This simple money saving plan can help you bank £1,500 in 2018 - and it requires no more than £7 a day
- Putting aside a little money each day really adds up.
- A new saving idea suggests putting aside £1 to £7 each day for a year.
- This adds up to around £1,460 over the space of 12 months, letting you start the next year with some extra funds with next to no effort.
After a Christmas of giving, partying, and indulging, many of our bank accounts are looking a little deflated.
Luckily, a simple saving hack doing the rounds on the internet could help you bank up to £1,500 in 2018 just by putting aside a couple of pounds each day.The idea, known as "The 365 Challenge," involves depositing just £1 every Sunday, followed by £2 every Monday, and so on, adding an extra pound each day, until the next Sunday when the sum goes back down to £1. Over the space of 12 months, these tiny deposits add up to around £1,460 depending on which day of the week you start the challenge.

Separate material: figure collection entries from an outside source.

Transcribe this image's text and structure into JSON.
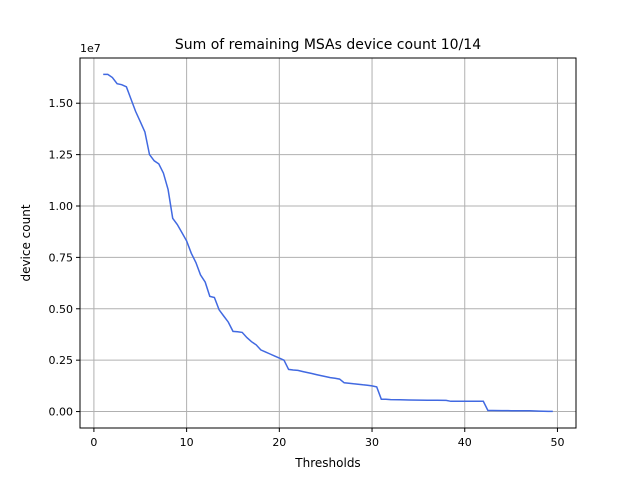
{
  "chart_data": {
    "type": "line",
    "title": "Sum of remaining MSAs device count 10/14",
    "xlabel": "Thresholds",
    "ylabel": "device count",
    "y_offset_label": "1e7",
    "xlim": [
      -1.5,
      52
    ],
    "ylim": [
      -800000,
      17200000
    ],
    "x_ticks": [
      0,
      10,
      20,
      30,
      40,
      50
    ],
    "x_tick_labels": [
      "0",
      "10",
      "20",
      "30",
      "40",
      "50"
    ],
    "y_ticks": [
      0,
      2500000,
      5000000,
      7500000,
      10000000,
      12500000,
      15000000
    ],
    "y_tick_labels": [
      "0.00",
      "0.25",
      "0.50",
      "0.75",
      "1.00",
      "1.25",
      "1.50"
    ],
    "grid": true,
    "line_color": "#4169e1",
    "series": [
      {
        "x": [
          1.0,
          1.5,
          2.0,
          2.5,
          3.0,
          3.5,
          4.0,
          4.5,
          5.0,
          5.5,
          6.0,
          6.5,
          7.0,
          7.5,
          8.0,
          8.5,
          9.0,
          9.5,
          10.0,
          10.5,
          11.0,
          11.5,
          12.0,
          12.5,
          13.0,
          13.5,
          14.0,
          14.5,
          15.0,
          15.5,
          16.0,
          16.5,
          17.0,
          17.5,
          18.0,
          18.5,
          19.0,
          19.5,
          20.0,
          20.5,
          21.0,
          21.5,
          22.0,
          22.5,
          23.0,
          23.5,
          24.0,
          24.5,
          25.0,
          25.5,
          26.0,
          26.5,
          27.0,
          27.5,
          28.0,
          28.5,
          29.0,
          29.5,
          30.0,
          30.5,
          31.0,
          31.5,
          32.0,
          33.0,
          34.0,
          35.0,
          36.0,
          37.0,
          38.0,
          38.5,
          39.0,
          40.0,
          41.0,
          42.0,
          42.5,
          43.0,
          44.0,
          45.0,
          46.0,
          47.0,
          48.0,
          49.0,
          49.5
        ],
        "y": [
          16400000,
          16400000,
          16250000,
          15950000,
          15900000,
          15800000,
          15200000,
          14600000,
          14100000,
          13600000,
          12500000,
          12200000,
          12050000,
          11600000,
          10800000,
          9400000,
          9100000,
          8700000,
          8300000,
          7700000,
          7250000,
          6650000,
          6300000,
          5600000,
          5550000,
          4950000,
          4650000,
          4350000,
          3900000,
          3880000,
          3850000,
          3600000,
          3400000,
          3250000,
          3000000,
          2900000,
          2800000,
          2700000,
          2600000,
          2500000,
          2050000,
          2020000,
          2000000,
          1950000,
          1900000,
          1850000,
          1800000,
          1750000,
          1700000,
          1650000,
          1620000,
          1580000,
          1400000,
          1380000,
          1350000,
          1330000,
          1300000,
          1280000,
          1250000,
          1200000,
          600000,
          600000,
          580000,
          570000,
          560000,
          555000,
          550000,
          550000,
          545000,
          500000,
          500000,
          500000,
          500000,
          500000,
          50000,
          50000,
          45000,
          40000,
          40000,
          35000,
          20000,
          10000,
          10000
        ]
      }
    ]
  }
}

The saving plan originates from the lifestyle and interior design online community Apartment Therapy, where members share design hacks, DIY how-tos, and shopping guides with their fellow savvy home-doer-uppers.
The plan's creator - Brittney Morgan - modelled it as an alternative to "The 52-Week Challenge" which encourages partakers to put aside £1 in the first week of the year, £2 in the second week, and so on until you put £52 into your savings account in the final week of the plan. In total, savers put aside an impressive £1,378 while partaking.
But Morgan believes that while putting £1 or £5 into savings at a time is achievable, putting around £50 into savings a week - especially around Christmas - just isn't feasible for many people.
Instead, "The 365 Challenge" looks at money saving techniques on a smaller scale and offers a new, revised version of the popular money-saving "52-Week Challenge" which means that you're never depositing more than a feasible £7 at a time - that's just the price of two takeaway coffees or a large glass of wine in a pub.
Rather than looking at a money-saving plan as an ever-increasing deposit over an extended period, Morgan wanted to look at putting away funds for a rainy day on a smaller scale.While putting £52 into savings may feel like a pinch, depositing £1, £3, or even £7 each day seems like a much more feasible way to save spare change and make a difference in the long term.